Why read? English author Neil Gaiman (born 1960) gave good reasons in a lecture he delivered at the Reading Agency, a UK charity, in 2013. It is available in print in his collection of selected non-fiction The View from the Cheap Seats that was released earlier this year.
In the talk titled “Why Our Future Depends on Libraries, Reading and Daydreaming”, Gaiman mentions two big uses of fiction. First is drive – which gives us a sense of purpose, second empathy – which helps build groups. Gaiman explains:
Firstly, it’s [fiction] a gateway drug to reading. The drive to know what happens next, to want to turn the page, the need to keep going, even if it’s hard, because someone’s in trouble and you have to know how it’s all going to end…that’s a very real drive. And it forces you to learn new words, to think new thoughts, to keep going.

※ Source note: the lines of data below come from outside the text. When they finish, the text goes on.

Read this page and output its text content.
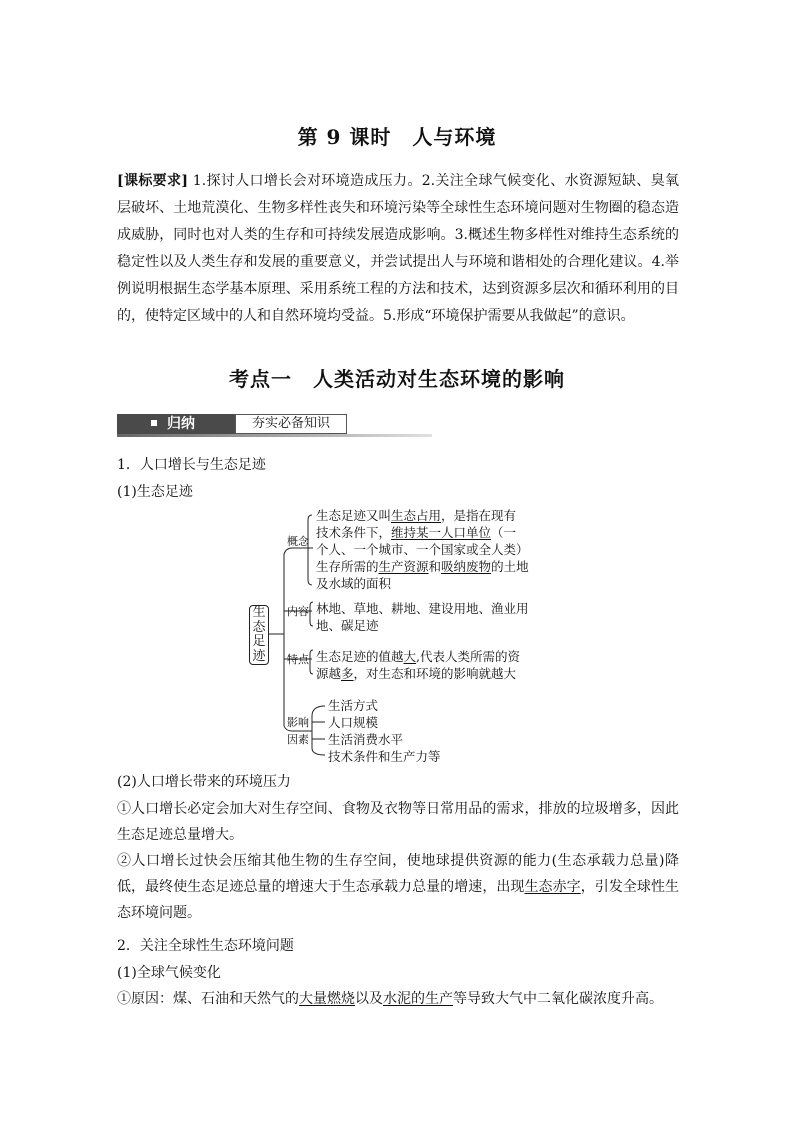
第 9 课时　人与环境
[课标要求] 1.探讨人口增长会对环境造成压力。2.关注全球气候变化、水资源短缺、臭氧层破坏、土地荒漠化、生物多样性丧失和环境污染等全球性生态环境问题对生物圈的稳态造成威胁，同时也对人类的生存和可持续发展造成影响。3.概述生物多样性对维持生态系统的稳定性以及人类生存和发展的重要意义，并尝试提出人与环境和谐相处的合理化建议。4.举例说明根据生态学基本原理、采用系统工程的方法和技术，达到资源多层次和循环利用的目的，使特定区域中的人和自然环境均受益。5.形成“环境保护需要从我做起”的意识。
考点一　人类活动对生态环境的影响
归纳	夯实必备知识
1．人口增长与生态足迹
(1)生态足迹
生态足迹
概念
生态足迹又叫生态占用，是指在现有
技术条件下，维持某一人口单位（一
个人、一个城市、一个国家或全人类）
生存所需的生产资源和吸纳废物的土地
及水域的面积
内容 林地、草地、耕地、建设用地、渔业用
地、碳足迹
特点 生态足迹的值越大,代表人类所需的资
源越多，对生态和环境的影响就越大
影响
因素
生活方式
人口规模
生活消费水平
技术条件和生产力等
(2)人口增长带来的环境压力
①人口增长必定会加大对生存空间、食物及衣物等日常用品的需求，排放的垃圾增多，因此生态足迹总量增大。
②人口增长过快会压缩其他生物的生存空间，使地球提供资源的能力(生态承载力总量)降低，最终使生态足迹总量的增速大于生态承载力总量的增速，出现生态赤字，引发全球性生态环境问题。
2．关注全球性生态环境问题
(1)全球气候变化
①原因：煤、石油和天然气的大量燃烧以及水泥的生产等导致大气中二氧化碳浓度升高。
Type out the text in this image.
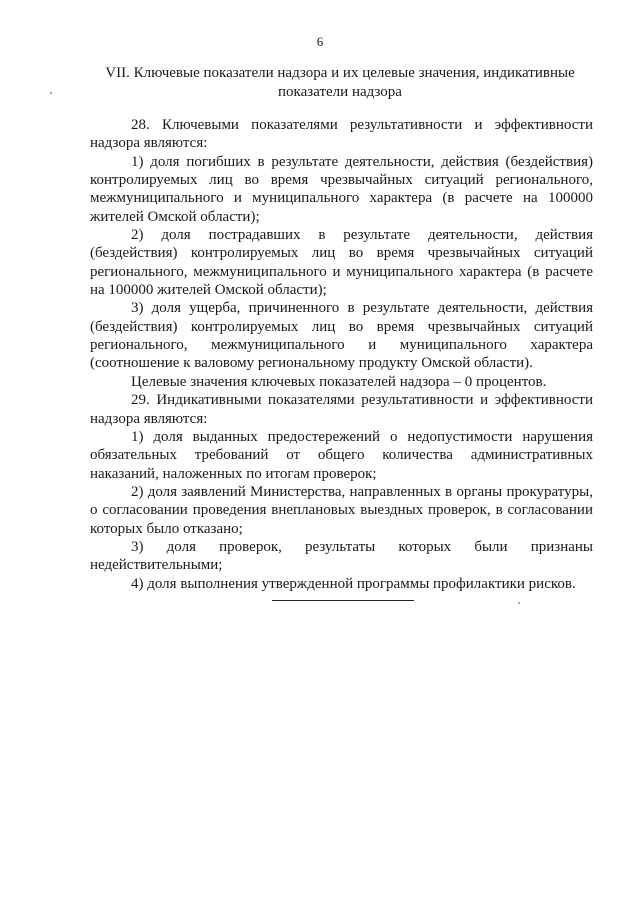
6
VII. Ключевые показатели надзора и их целевые значения, индикативные показатели надзора

28. Ключевыми показателями результативности и эффективности надзора являются:

1) доля погибших в результате деятельности, действия (бездействия) контролируемых лиц во время чрезвычайных ситуаций регионального, межмуниципального и муниципального характера (в расчете на 100000 жителей Омской области);

2) доля пострадавших в результате деятельности, действия (бездействия) контролируемых лиц во время чрезвычайных ситуаций регионального, межмуниципального и муниципального характера (в расчете на 100000 жителей Омской области);

3) доля ущерба, причиненного в результате деятельности, действия (бездействия) контролируемых лиц во время чрезвычайных ситуаций регионального, межмуниципального и муниципального характера (соотношение к валовому региональному продукту Омской области).

Целевые значения ключевых показателей надзора – 0 процентов.

29. Индикативными показателями результативности и эффективности надзора являются:

1) доля выданных предостережений о недопустимости нарушения обязательных требований от общего количества административных наказаний, наложенных по итогам проверок;

2) доля заявлений Министерства, направленных в органы прокуратуры, о согласовании проведения внеплановых выездных проверок, в согласовании которых было отказано;

3) доля проверок, результаты которых были признаны недействительными;

4) доля выполнения утвержденной программы профилактики рисков.
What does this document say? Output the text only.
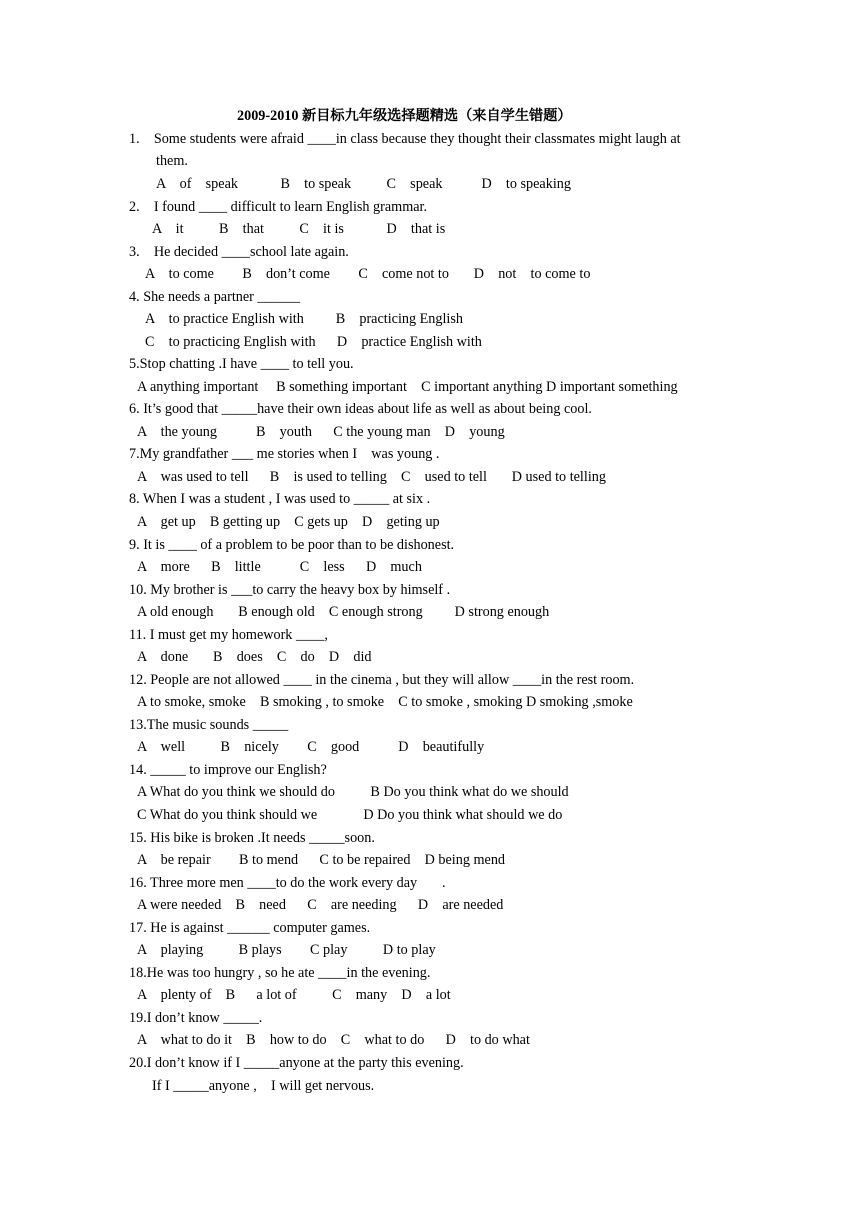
2009-2010 新目标九年级选择题精选（来自学生错题）
1.    Some students were afraid ____in class because they thought their classmates might laugh at
them.
A    of    speak            B    to speak          C    speak           D    to speaking
2.    I found ____ difficult to learn English grammar.
A    it          B    that          C    it is            D    that is
3.    He decided ____school late again.
A    to come        B    don’t come        C    come not to       D    not    to come to
4. She needs a partner ______
A    to practice English with         B    practicing English
C    to practicing English with      D    practice English with
5.Stop chatting .I have ____ to tell you.
A anything important     B something important    C important anything D important something
6. It’s good that _____have their own ideas about life as well as about being cool.
A    the young           B    youth      C the young man    D    young
7.My grandfather ___ me stories when I    was young .
A    was used to tell      B    is used to telling    C    used to tell       D used to telling
8. When I was a student , I was used to _____ at six .
A    get up    B getting up    C gets up    D    geting up
9. It is ____ of a problem to be poor than to be dishonest.
A    more      B    little           C    less      D    much
10. My brother is ___to carry the heavy box by himself .
A old enough       B enough old    C enough strong         D strong enough
11. I must get my homework ____,
A    done       B    does    C    do    D    did
12. People are not allowed ____ in the cinema , but they will allow ____in the rest room.
A to smoke, smoke    B smoking , to smoke    C to smoke , smoking D smoking ,smoke
13.The music sounds _____
A    well          B    nicely        C    good           D    beautifully
14. _____ to improve our English?
A What do you think we should do          B Do you think what do we should
C What do you think should we             D Do you think what should we do
15. His bike is broken .It needs _____soon.
A    be repair        B to mend      C to be repaired    D being mend
16. Three more men ____to do the work every day       .
A were needed    B    need      C    are needing      D    are needed
17. He is against ______ computer games.
A    playing          B plays        C play          D to play
18.He was too hungry , so he ate ____in the evening.
A    plenty of    B      a lot of          C    many    D    a lot
19.I don’t know _____.
A    what to do it    B    how to do    C    what to do      D    to do what
20.I don’t know if I _____anyone at the party this evening.
If I _____anyone ,    I will get nervous.
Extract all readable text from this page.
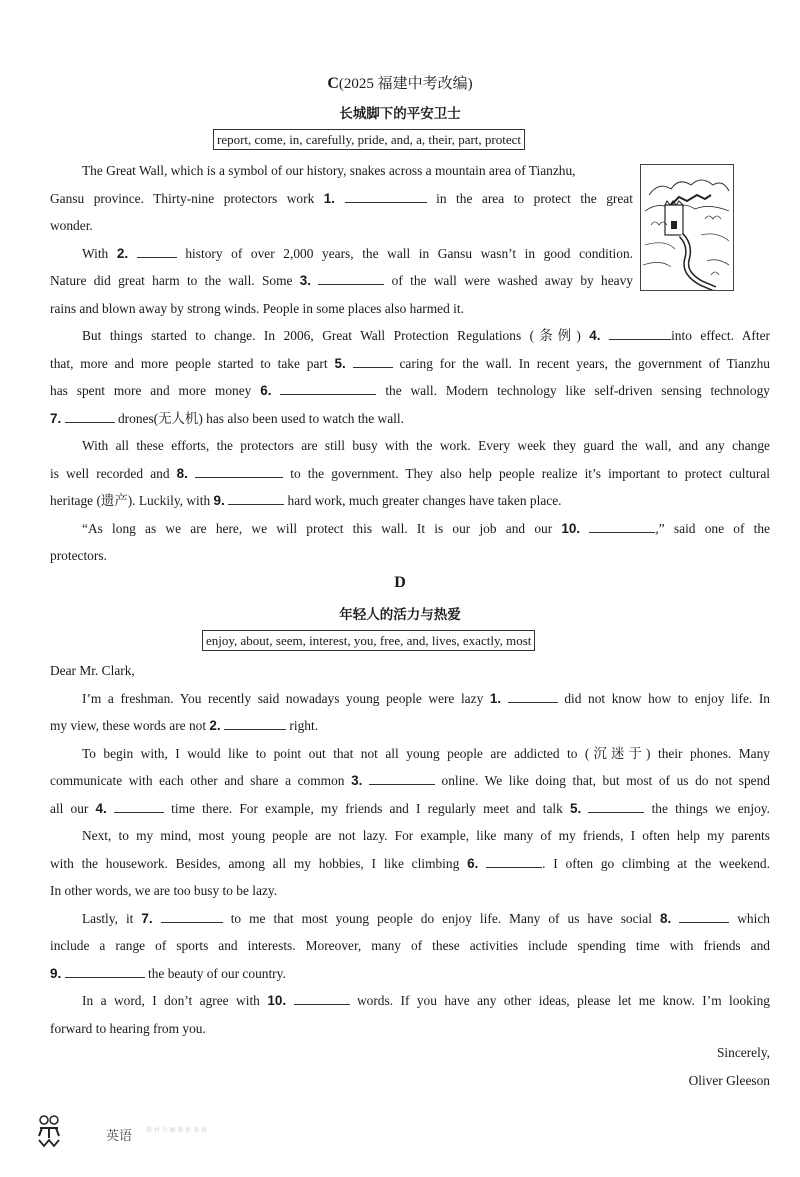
C(2025 福建中考改编)
长城脚下的平安卫士
report, come, in, carefully, pride, and, a, their, part, protect
The Great Wall, which is a symbol of our history, snakes across a mountain area of Tianzhu,
Gansu province. Thirty-nine protectors work 1.	in the area to protect the great
wonder.
With 2.	history of over 2,000 years, the wall in Gansu wasn’t in good condition.
Nature did great harm to the wall. Some 3.	of the wall were washed away by heavy
rains and blown away by strong winds. People in some places also harmed it.
But things started to change. In 2006, Great Wall Protection Regulations (条例) 4.	into effect. After
that, more and more people started to take part 5.	caring for the wall. In recent years, the government of Tianzhu
has spent more and more money 6.	the wall. Modern technology like self-driven sensing technology
7.	drones(无人机) has also been used to watch the wall.
With all these efforts, the protectors are still busy with the work. Every week they guard the wall, and any change
is well recorded and 8.	to the government. They also help people realize it’s important to protect cultural
heritage (遗产). Luckily, with 9.	hard work, much greater changes have taken place.
“As long as we are here, we will protect this wall. It is our job and our 10.	,” said one of the
protectors.
D
年轻人的活力与热爱
enjoy, about, seem, interest, you, free, and, lives, exactly, most
Dear Mr. Clark,
I’m a freshman. You recently said nowadays young people were lazy 1.	did not know how to enjoy life. In
my view, these words are not 2.	right.
To begin with, I would like to point out that not all young people are addicted to (沉迷于) their phones. Many
communicate with each other and share a common 3.	online. We like doing that, but most of us do not spend
all our 4.	time there. For example, my friends and I regularly meet and talk 5.	the things we enjoy.
Next, to my mind, most young people are not lazy. For example, like many of my friends, I often help my parents
with the housework. Besides, among all my hobbies, I like climbing 6.	. I often go climbing at the weekend.
In other words, we are too busy to be lazy.
Lastly, it 7.	to me that most young people do enjoy life. Many of us have social 8.	which
include a range of sports and interests. Moreover, many of these activities include spending time with friends and
9.	the beauty of our country.
In a word, I don’t agree with 10.	words. If you have any other ideas, please let me know. I’m looking
forward to hearing from you.
Sincerely,
Oliver Gleeson
英语 教 材 全 解 精 析 多 练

This sense of drive derived out of reading could be easily applied to other aspects of life. Gaiman adds later:
The second thing that fiction does is to build empathy. When you watch TV or see a film, you are looking to things happening to other people. Prose fiction is something you build up from twenty-six letters and a handful of punctuation marks, and you, and you alone, using your imagination, create a world, and people it and look out through other eyes. You get to feel things, visit places and worlds you would never otherwise know. You learn that everyone else out there is a me, as well. You’re being someone else, and when you return to your own world, you’re going to be slightly changed.
Empathy is a tool for building people into groups, for allowing us to function as more than self-obsessed individuals.
You’re also finding out something as you read that will be vitally important for making your way in the world.
It’s this: THE WORLD DOESN’T HAVE TO BE LIKE THIS. THINGS CAN BE DIFFERENT.